Science outreach volunteering
I adore talking about science to all sorts of people! I’m doing that currently:
• as a Master Food Preserver with the University of California Cooperative Extension. I organize events around food waste prevention and teach workshops on safe (and delicious!) methods of food preservation, with a special emphasis on food microbiology and fermentation. View a workshop I co-taught for Rethink Recycling Day here.
• as a Science Mentor for the open-access youth science journal Frontiers for Young Minds. I coordinate middle-school students to review articles written by scientists for kids.
• with K-12 classrooms and educators via video chat and guest lectures. Skype a Scientist has long been one of my favorite ways. In 2020 I participated in a “Science Behind” talk on survival in space for the NISE Net Moon Adventure Game (video here). And in 2021 I gave a lecture as part of the NASA-sponsored Destination Space outreach program for elementary schools in the San Jose area; watch my talk on microbes in space here!
• with high school students as part of the Methylothon project. I develop course materials and lead lessons in microbial ecology, from field sampling to phylogeny.
• between 2018 and 2020 I was a docent at the California Academy of Sciences, spending time in the Rainforest, the Flooded Amazon, the Giants of Land and Sea exhibit, and talking about sustainability in food and energy.
Writing for non-microbiologists
- BEACON Researchers at Work: On Microbial Individuality. (May 2017) On phenotypic heterogeneity, and flatbed photo scanners.

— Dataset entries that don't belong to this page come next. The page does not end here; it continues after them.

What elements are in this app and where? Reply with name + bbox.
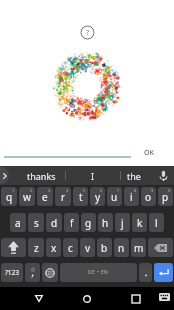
button[interactable]: c: [63, 238, 78, 257]
staticText: 5: [83, 188, 86, 193]
button[interactable]: l: [149, 213, 164, 232]
staticText: 8: [134, 188, 137, 193]
button[interactable]: s: [28, 213, 44, 232]
button[interactable]: p: [158, 187, 173, 206]
button[interactable]: x: [46, 238, 61, 257]
button[interactable]: z: [28, 238, 44, 257]
staticText: y: [95, 190, 101, 204]
button[interactable]: Home: [76, 288, 97, 309]
staticText: ?123: [5, 268, 19, 277]
button[interactable]: g: [81, 213, 96, 232]
staticText: j: [121, 216, 124, 230]
button[interactable]: Switch keyboard: [155, 288, 173, 306]
button[interactable]: v: [80, 238, 95, 257]
button[interactable]: n: [114, 238, 129, 257]
staticText: m: [134, 241, 144, 255]
staticText: u: [111, 190, 118, 204]
button[interactable]: t: [73, 187, 88, 206]
staticText: 6: [100, 188, 103, 193]
button[interactable]: Enter: [154, 263, 173, 282]
staticText: w: [23, 190, 31, 204]
staticText: ?: [86, 28, 90, 38]
button[interactable]: Period: [139, 263, 152, 282]
staticText: c: [68, 241, 73, 255]
button[interactable]: f: [64, 213, 79, 232]
button[interactable]: OK: [136, 146, 162, 160]
staticText: 3: [48, 188, 51, 193]
staticText: o: [145, 190, 152, 204]
staticText: the: [127, 170, 141, 182]
button[interactable]: a: [10, 213, 26, 232]
button[interactable]: b: [97, 238, 112, 257]
staticText: t: [79, 190, 83, 204]
button[interactable]: u: [107, 187, 122, 206]
button[interactable]: w: [19, 187, 35, 206]
staticText: I: [91, 170, 95, 182]
staticText: a: [15, 216, 21, 230]
button[interactable]: h: [98, 213, 113, 232]
button[interactable]: Backspace: [148, 238, 173, 257]
button[interactable]: I: [66, 166, 120, 185]
staticText: x: [51, 241, 57, 255]
button[interactable]: Back: [28, 288, 49, 309]
button[interactable]: y: [90, 187, 105, 206]
staticText: z: [34, 241, 39, 255]
staticText: 9: [151, 188, 154, 193]
staticText: k: [137, 216, 143, 230]
staticText: d: [51, 216, 58, 230]
staticText: r: [61, 190, 66, 204]
staticText: thanks: [27, 170, 56, 182]
staticText: b: [101, 241, 108, 255]
button[interactable]: Recent apps: [125, 288, 146, 309]
button[interactable]: j: [115, 213, 130, 232]
button[interactable]: Comma: [25, 263, 40, 282]
button[interactable]: Shift: [1, 238, 26, 257]
button[interactable]: q: [1, 187, 17, 206]
staticText: q: [6, 190, 13, 204]
button[interactable]: Help: [80, 25, 95, 40]
button[interactable]: d: [46, 213, 62, 232]
button[interactable]: o: [141, 187, 156, 206]
staticText: g: [85, 216, 92, 230]
staticText: h: [102, 216, 109, 230]
staticText: 2: [30, 188, 33, 193]
staticText: 0: [168, 188, 171, 193]
staticText: l: [155, 216, 158, 230]
button[interactable]: Change language: [42, 263, 58, 282]
button[interactable]: More suggestions: [0, 167, 9, 184]
button[interactable]: Voice input: [151, 166, 174, 185]
button[interactable]: the: [121, 166, 146, 185]
staticText: OK: [144, 148, 154, 158]
staticText: p: [162, 190, 169, 204]
staticText: e: [42, 190, 48, 204]
staticText: s: [34, 216, 39, 230]
button[interactable]: thanks: [15, 166, 68, 185]
staticText: i: [130, 190, 133, 204]
staticText: f: [70, 216, 74, 230]
staticText: v: [85, 241, 91, 255]
staticText: n: [118, 241, 125, 255]
staticText: DE • EN: [88, 269, 109, 276]
button[interactable]: e: [37, 187, 53, 206]
staticText: 7: [117, 188, 120, 193]
button[interactable]: r: [55, 187, 71, 206]
staticText: 1: [12, 188, 15, 193]
button[interactable]: m: [131, 238, 146, 257]
button[interactable]: i: [124, 187, 139, 206]
staticText: 4: [66, 188, 69, 193]
button[interactable]: ?123: [1, 263, 23, 282]
button[interactable]: DE • EN: [60, 263, 137, 282]
button[interactable]: k: [132, 213, 147, 232]
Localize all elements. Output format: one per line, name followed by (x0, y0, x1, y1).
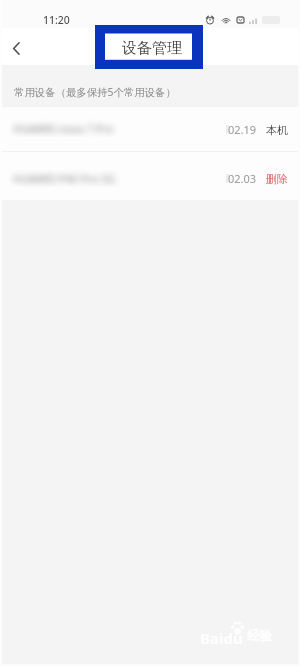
staticText: HUAWEI P40 Pro 5G (13, 171, 116, 186)
staticText: 常用设备（最多保持5个常用设备） (14, 85, 176, 99)
button[interactable]: HUAWEI nova 7 Pro (0, 107, 300, 151)
button[interactable]: HUAWEI P40 Pro 5G (0, 151, 300, 200)
staticText: HUAWEI nova 7 Pro (13, 121, 114, 136)
staticText: 经验 (247, 628, 272, 644)
staticText: 02.03 (228, 171, 257, 186)
staticText: 02.19 (228, 122, 257, 137)
button[interactable]: Back (3, 35, 30, 62)
button[interactable]: 设备管理 (122, 39, 182, 58)
staticText: Baidu (200, 628, 243, 648)
staticText: 本机 (266, 123, 288, 137)
staticText: 删除 (266, 172, 288, 186)
staticText: 11:20 (43, 13, 70, 27)
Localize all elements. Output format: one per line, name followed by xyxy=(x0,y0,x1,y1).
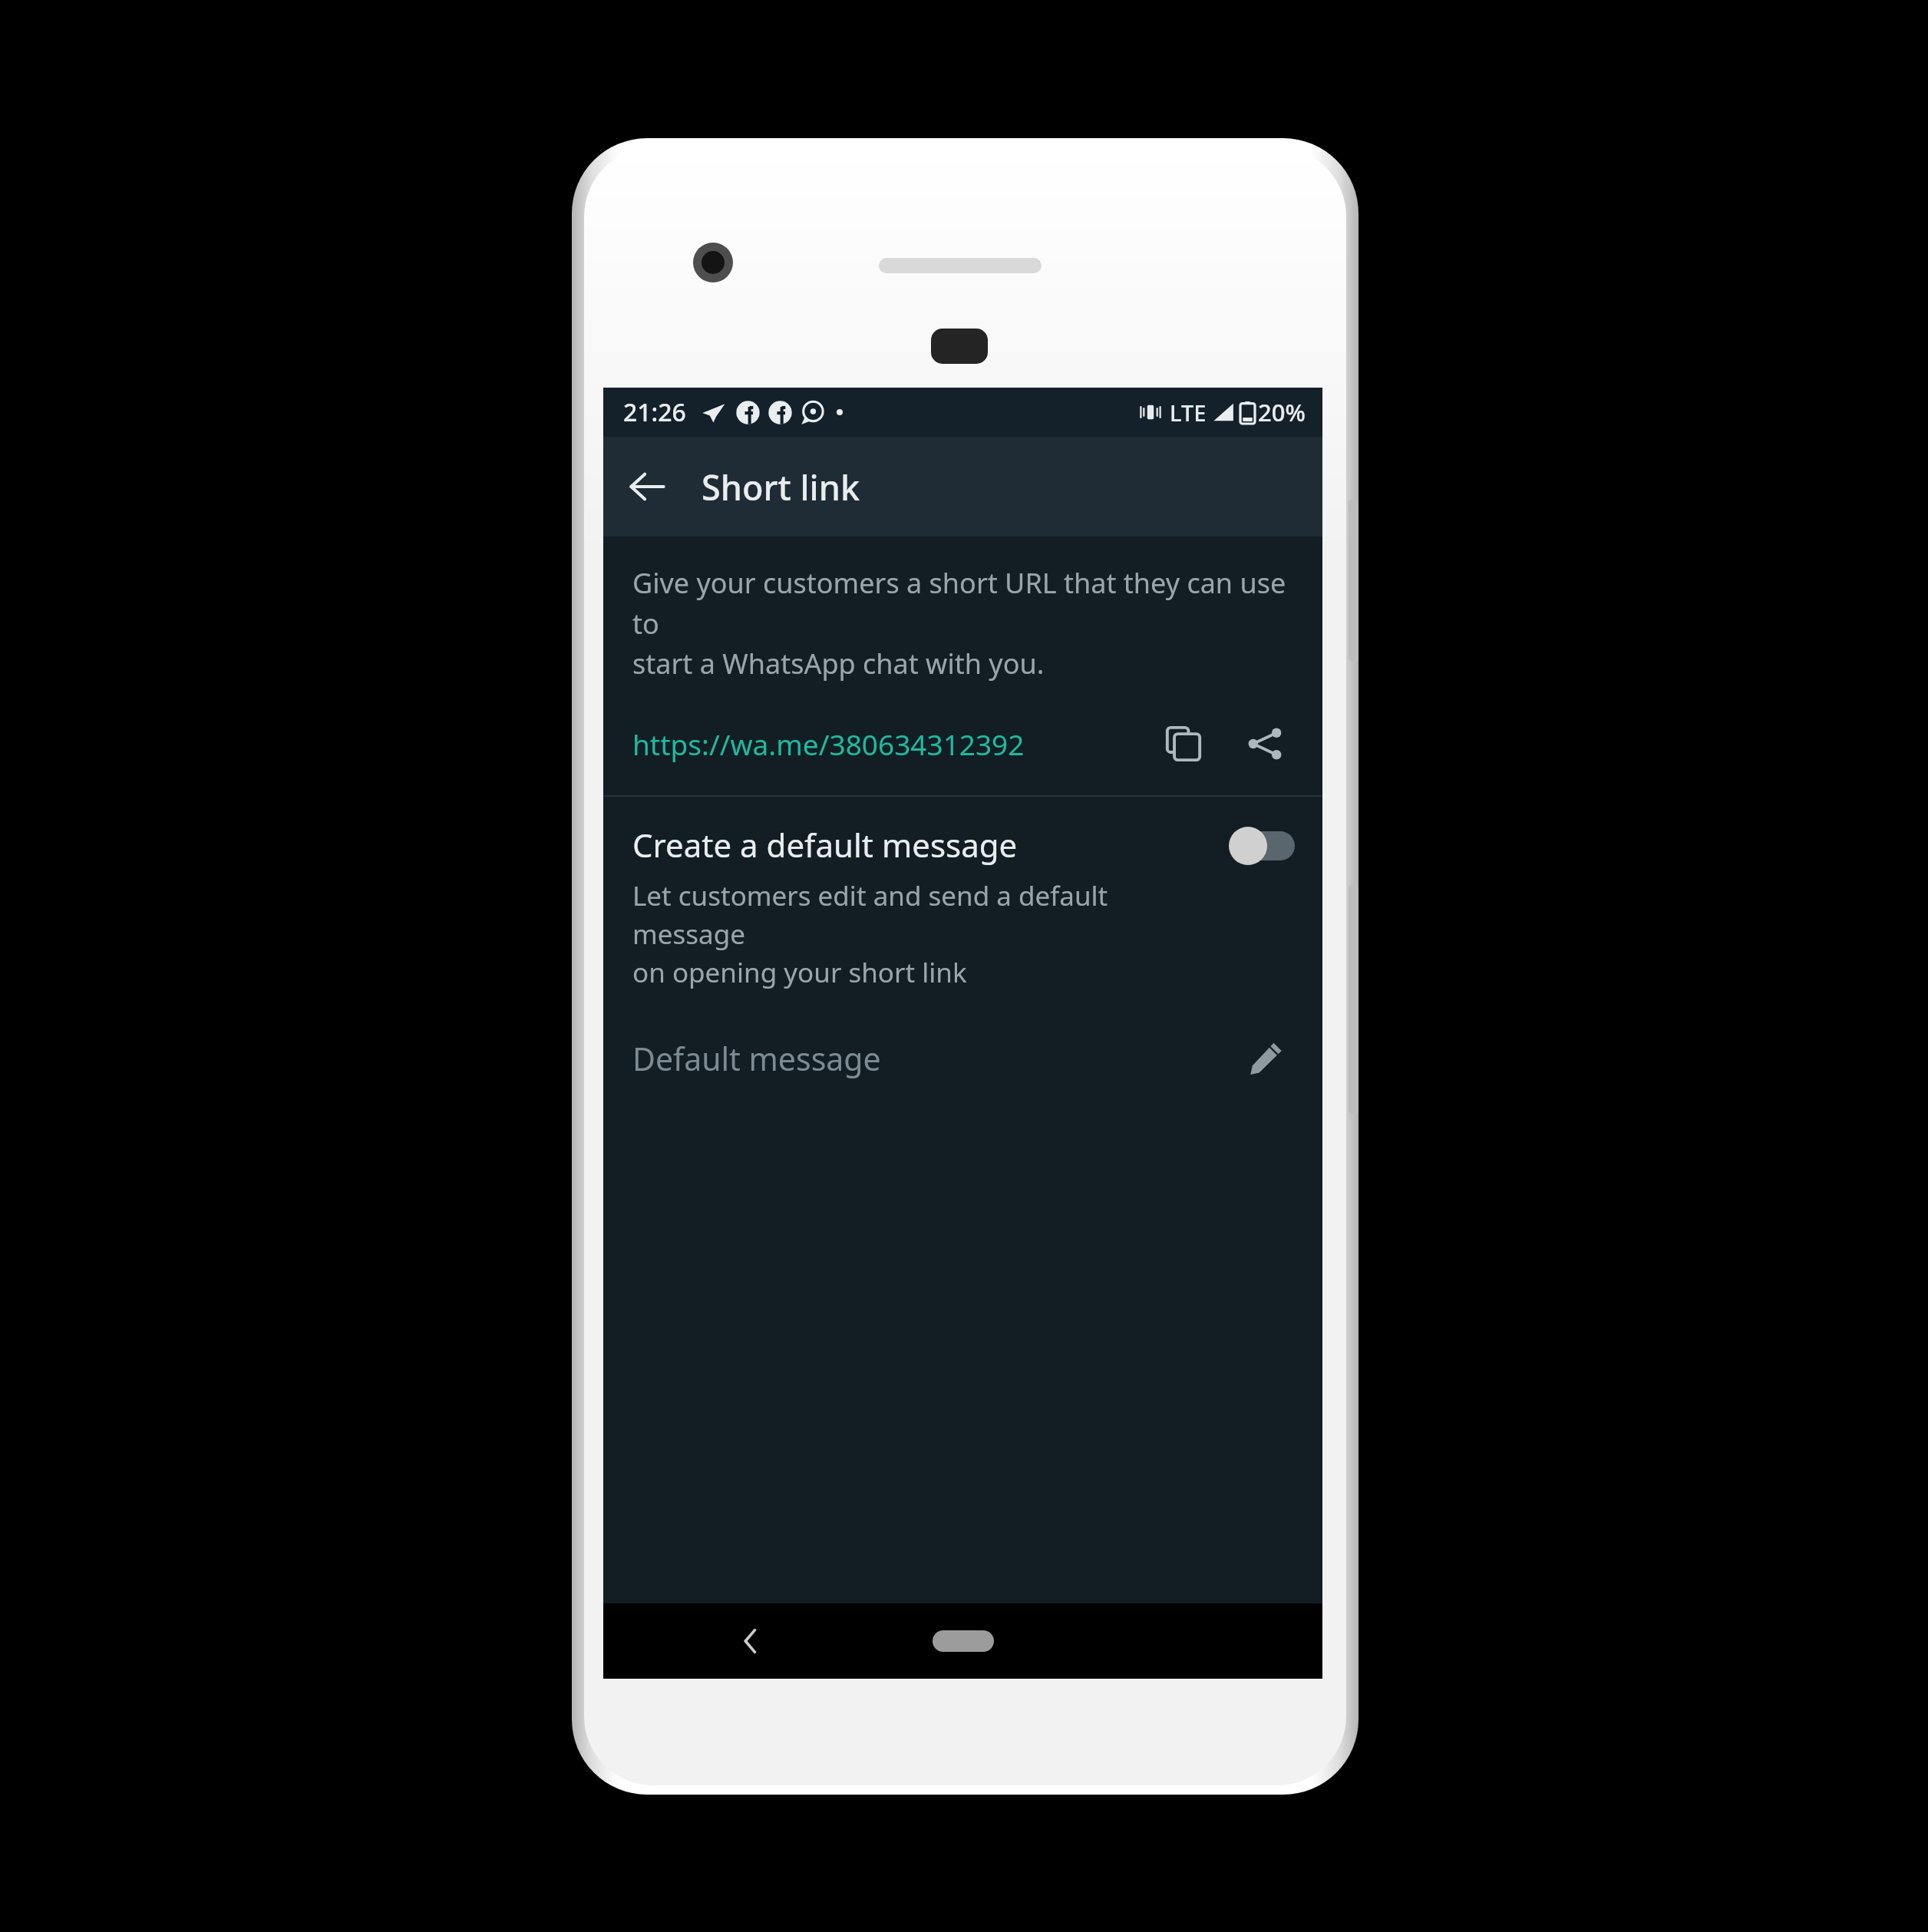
staticText: https://wa.me/380634312392 xyxy=(632,725,1025,763)
staticText: 21:26 xyxy=(623,395,686,429)
staticText: Default message xyxy=(632,1037,881,1080)
staticText: 20% xyxy=(1258,396,1306,428)
button[interactable]: Create a default message xyxy=(603,797,1322,1010)
button[interactable]: Create a default message xyxy=(1229,826,1296,866)
button[interactable]: Copy link xyxy=(1149,709,1218,778)
staticText: Create a default message xyxy=(632,823,1018,867)
staticText: LTE xyxy=(1170,398,1207,428)
button[interactable]: Default message xyxy=(603,1010,1322,1107)
button[interactable]: Back xyxy=(612,452,682,521)
staticText: Give your customers a short URL that the… xyxy=(632,564,1299,682)
staticText: Short link xyxy=(702,464,860,510)
staticText: Let customers edit and send a default me… xyxy=(632,877,1218,990)
button[interactable]: Home xyxy=(933,1630,994,1652)
button[interactable]: Edit default message xyxy=(1233,1026,1298,1091)
button[interactable]: Share link xyxy=(1230,709,1299,778)
button[interactable]: https://wa.me/380634312392 xyxy=(632,725,1149,763)
button[interactable]: Back xyxy=(722,1613,777,1669)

- BEACON Researchers at Work: What ice cream and biofuels have in common: vanillin and the microbes that eat it. (June 2015) A blog post about the role of Methylobacterium in lignin degradation
- The Stanford Wine Society blog – in which I wrote multiple posts on wine science
during my time there (2014):
– an account of home wine fermentation
– the genetics of odor perception
– microbial biogeography in vineyards
– grapevine physiology and root grafting
– and the biochemistry behind tannins, acids, and aromas in wine. - Yeast Are People Too: Sourdough fermentation from the microbe’s point of view. A conference paper I presented at the Oxford Symposium on Food and Cookery in 2010.
- Other peoples’ writing: I’ve been cited as a scientific source on the topic of the microbiology of fermented foods: in an article about cultured butter in the cheese magazine Culture (M. Trapkin 12/1/19), and in the book The Art of Fermentation, by Sandor Ellix Katz (2012).